Ms. Lublin long served as contributing editor of the Journal’s annual special section on executive pay and still helps coordinate coverage of its yearly CEO pay survey.

In July 1971, Ms. Lublin joined the Journal as a reporter in San Francisco and transferred to Chicago in September 1973.  She moved to Washington in April 1979, where she covered labor issues, housing and urban affairs and other beats.  Named news editor of the Journal’s London bureau in January 1987, she became its deputy bureau chief in 1988.

She transferred to New York in August 1990 as a senior special writer covering management.  In August 1992, she became deputy management editor.  In July 1993, she created the Journal’s “Managing Your Career” column.  Between August 1992 and November 1995, she also helped edit enterprise articles and oversaw small-business coverage.

In September 1998, Ms. Lublin helped initiate the Journal’s Your Career Matters page, later renamed Career Journal.  She resumed writing the “Managing Your Career” column in April 2000 and became career news editor in July 2000.  Her advice column “Your Executive Career” launched in August 2010.

In 2007, she was a finalist for a Loeb Award, the highest honor in business journalism.  In 2003, Ms.

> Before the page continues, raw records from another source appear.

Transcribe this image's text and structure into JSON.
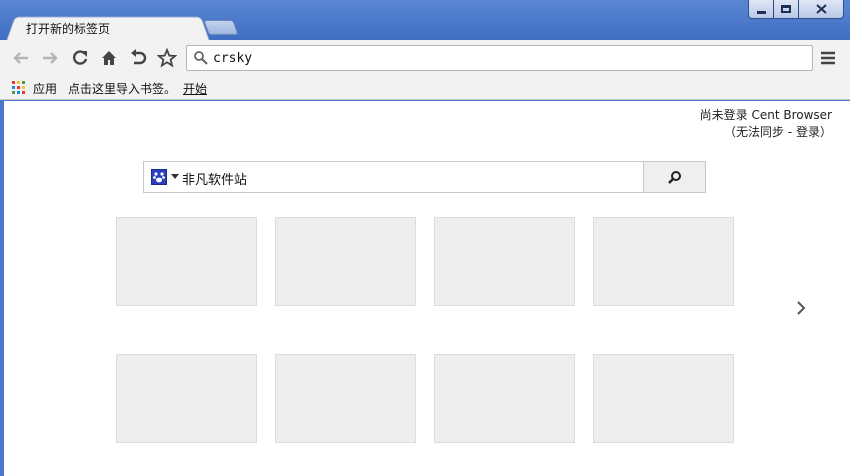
{
  "window": {
    "tab_title": "打开新的标签页"
  },
  "toolbar": {
    "back_icon": "back-arrow-icon",
    "forward_icon": "forward-arrow-icon",
    "reload_icon": "reload-icon",
    "home_icon": "home-icon",
    "undo_icon": "undo-close-tab-icon",
    "star_icon": "star-icon",
    "omnibox_value": "crsky",
    "menu_icon": "hamburger-menu-icon"
  },
  "bookmarks": {
    "apps_label": "应用",
    "import_label": "点击这里导入书签。",
    "start_link": "开始"
  },
  "page": {
    "signin_line1": "尚未登录 Cent Browser",
    "signin_line2_prefix": "（无法同步 - ",
    "signin_line2_link": "登录",
    "signin_line2_suffix": "）",
    "search_engine_text": "非凡软件站",
    "search_button_icon": "search-icon",
    "next_page_icon": "chevron-right-icon"
  },
  "colors": {
    "frame_blue": "#4a77c6",
    "toolbar_bg": "#f2f2f2",
    "tile_bg": "#eeeeee"
  }
}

Lublin was a member of a Journal team awarded the Pulitzer Prize in explanatory reporting for a series of stories that exposed corporate scandals, bringing them to life in compelling narratives.

A native of Dayton, Ohio, Ms. Lublin earned a bachelor’s degree in journalism with honors, from Northwestern University.  She received a master’s degree in communications from Stanford University.